The Botanic Garden Zuidas (Dutch: Botanische tuin Zuidas) is a botanical garden belonging to Vrije Universiteit in Amsterdam, Netherlands. It was established in 1967 for the purpose of education and research for the Biology faculty. It is situated behind the University Medical Centre, and includes a garden area of about 1 ha of which about 1000 m2 is occupied by glass-houses. Since 1988, the garden no longer has an educational function, but the property is still owned and supported by the university.

The collection includes about 10,000 species, such as varieties of hardy ferns, cacti and succulents. There is also a collection of carnivorous plants and orchids. The garden also accommodates a collection of trees, shrubs and tub plants, among other things.

There is international collaboration with over 500 botanical gardens and numerous Biblical gardens worldwide.

The garden's existence was threatened in 2009, when plans for an expansion of the university hospital called for it to be removed. In 2010, after widespread popular protest, the VU announced the garden could remain.
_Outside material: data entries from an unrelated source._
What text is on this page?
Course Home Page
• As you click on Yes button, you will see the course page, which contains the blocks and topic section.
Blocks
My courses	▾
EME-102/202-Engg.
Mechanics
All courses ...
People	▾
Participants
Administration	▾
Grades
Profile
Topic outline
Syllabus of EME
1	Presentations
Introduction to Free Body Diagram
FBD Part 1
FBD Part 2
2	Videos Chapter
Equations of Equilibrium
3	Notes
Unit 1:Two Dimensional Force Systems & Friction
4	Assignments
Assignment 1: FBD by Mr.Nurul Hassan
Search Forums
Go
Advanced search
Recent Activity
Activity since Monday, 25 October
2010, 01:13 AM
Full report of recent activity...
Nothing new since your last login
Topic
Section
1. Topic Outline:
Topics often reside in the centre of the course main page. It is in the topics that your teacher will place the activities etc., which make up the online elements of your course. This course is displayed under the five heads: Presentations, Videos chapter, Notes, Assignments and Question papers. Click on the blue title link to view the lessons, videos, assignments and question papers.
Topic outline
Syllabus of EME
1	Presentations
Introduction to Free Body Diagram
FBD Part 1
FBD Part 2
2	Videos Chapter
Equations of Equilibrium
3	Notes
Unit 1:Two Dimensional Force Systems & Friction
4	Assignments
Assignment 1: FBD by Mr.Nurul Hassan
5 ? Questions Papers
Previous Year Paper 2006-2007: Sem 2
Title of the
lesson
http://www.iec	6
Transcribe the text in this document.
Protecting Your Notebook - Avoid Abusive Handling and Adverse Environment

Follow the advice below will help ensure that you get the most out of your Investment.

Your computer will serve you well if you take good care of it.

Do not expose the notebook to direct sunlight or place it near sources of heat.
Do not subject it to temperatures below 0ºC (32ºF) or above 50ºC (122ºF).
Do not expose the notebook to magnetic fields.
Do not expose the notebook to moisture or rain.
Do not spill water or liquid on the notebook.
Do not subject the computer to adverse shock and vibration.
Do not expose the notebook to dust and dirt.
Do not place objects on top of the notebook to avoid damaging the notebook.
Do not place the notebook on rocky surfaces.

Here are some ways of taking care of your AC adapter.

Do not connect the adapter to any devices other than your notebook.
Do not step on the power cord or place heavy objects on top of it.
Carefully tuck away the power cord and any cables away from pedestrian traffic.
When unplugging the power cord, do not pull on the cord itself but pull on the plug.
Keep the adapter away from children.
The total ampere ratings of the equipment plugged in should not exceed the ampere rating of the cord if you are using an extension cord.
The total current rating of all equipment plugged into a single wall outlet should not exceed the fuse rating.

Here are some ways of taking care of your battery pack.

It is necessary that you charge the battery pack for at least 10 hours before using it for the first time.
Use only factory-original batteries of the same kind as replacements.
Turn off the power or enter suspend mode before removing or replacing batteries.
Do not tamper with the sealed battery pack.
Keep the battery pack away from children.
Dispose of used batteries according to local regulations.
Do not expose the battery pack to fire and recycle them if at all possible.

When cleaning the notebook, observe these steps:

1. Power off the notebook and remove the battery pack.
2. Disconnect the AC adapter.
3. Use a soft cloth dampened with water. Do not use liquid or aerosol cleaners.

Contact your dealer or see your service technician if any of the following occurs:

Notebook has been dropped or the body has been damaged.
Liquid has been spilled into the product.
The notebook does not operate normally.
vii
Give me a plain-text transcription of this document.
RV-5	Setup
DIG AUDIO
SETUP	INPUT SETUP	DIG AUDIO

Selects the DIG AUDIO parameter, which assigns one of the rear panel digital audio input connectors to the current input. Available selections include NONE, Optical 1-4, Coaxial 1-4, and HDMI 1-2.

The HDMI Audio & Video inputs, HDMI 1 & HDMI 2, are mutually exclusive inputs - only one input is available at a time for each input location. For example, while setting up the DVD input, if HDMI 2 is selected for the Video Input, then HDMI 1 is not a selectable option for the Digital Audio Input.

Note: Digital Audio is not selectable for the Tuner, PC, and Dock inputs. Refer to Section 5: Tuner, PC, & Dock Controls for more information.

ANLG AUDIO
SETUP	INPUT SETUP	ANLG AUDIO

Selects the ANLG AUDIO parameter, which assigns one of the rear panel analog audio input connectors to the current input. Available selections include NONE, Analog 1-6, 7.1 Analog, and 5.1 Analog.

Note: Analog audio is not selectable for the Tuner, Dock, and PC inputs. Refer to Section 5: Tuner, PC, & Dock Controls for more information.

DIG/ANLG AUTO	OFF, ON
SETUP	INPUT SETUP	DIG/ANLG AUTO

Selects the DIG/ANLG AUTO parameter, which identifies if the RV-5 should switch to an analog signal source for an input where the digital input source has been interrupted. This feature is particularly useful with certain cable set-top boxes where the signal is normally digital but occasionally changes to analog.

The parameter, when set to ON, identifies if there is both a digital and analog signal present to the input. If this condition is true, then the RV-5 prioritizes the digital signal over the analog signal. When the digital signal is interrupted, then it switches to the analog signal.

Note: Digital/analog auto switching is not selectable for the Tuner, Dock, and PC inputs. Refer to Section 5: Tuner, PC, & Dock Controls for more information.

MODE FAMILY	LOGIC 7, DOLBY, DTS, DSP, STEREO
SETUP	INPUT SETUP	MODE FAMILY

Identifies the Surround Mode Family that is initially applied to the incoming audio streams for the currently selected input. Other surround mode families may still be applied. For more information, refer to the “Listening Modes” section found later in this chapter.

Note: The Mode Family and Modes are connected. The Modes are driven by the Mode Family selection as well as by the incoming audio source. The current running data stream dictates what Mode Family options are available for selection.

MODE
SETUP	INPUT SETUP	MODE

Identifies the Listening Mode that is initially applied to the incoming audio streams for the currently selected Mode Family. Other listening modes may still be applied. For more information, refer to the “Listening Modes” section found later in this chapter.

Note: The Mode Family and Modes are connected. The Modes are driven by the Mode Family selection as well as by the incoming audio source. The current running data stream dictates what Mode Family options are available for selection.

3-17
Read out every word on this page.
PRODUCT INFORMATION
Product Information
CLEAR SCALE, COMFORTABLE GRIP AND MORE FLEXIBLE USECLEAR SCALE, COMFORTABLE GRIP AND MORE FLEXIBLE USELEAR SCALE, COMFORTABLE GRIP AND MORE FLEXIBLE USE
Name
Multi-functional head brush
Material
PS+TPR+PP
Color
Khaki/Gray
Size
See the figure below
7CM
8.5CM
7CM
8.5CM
Since then, the hospital has changed its building plans and will now construct its new buildings around the garden, with the garden itself acting as a courtyard. The garden's accessibility will be improved so that hospital patients will be able to enjoy it.

In 2016 the garden changed its name from Hortus Botanicus Vrije Universiteit Amsterdam (which was often abbreviated to VU-Hortus) to its current name, after the better known Zuidas development area it is in.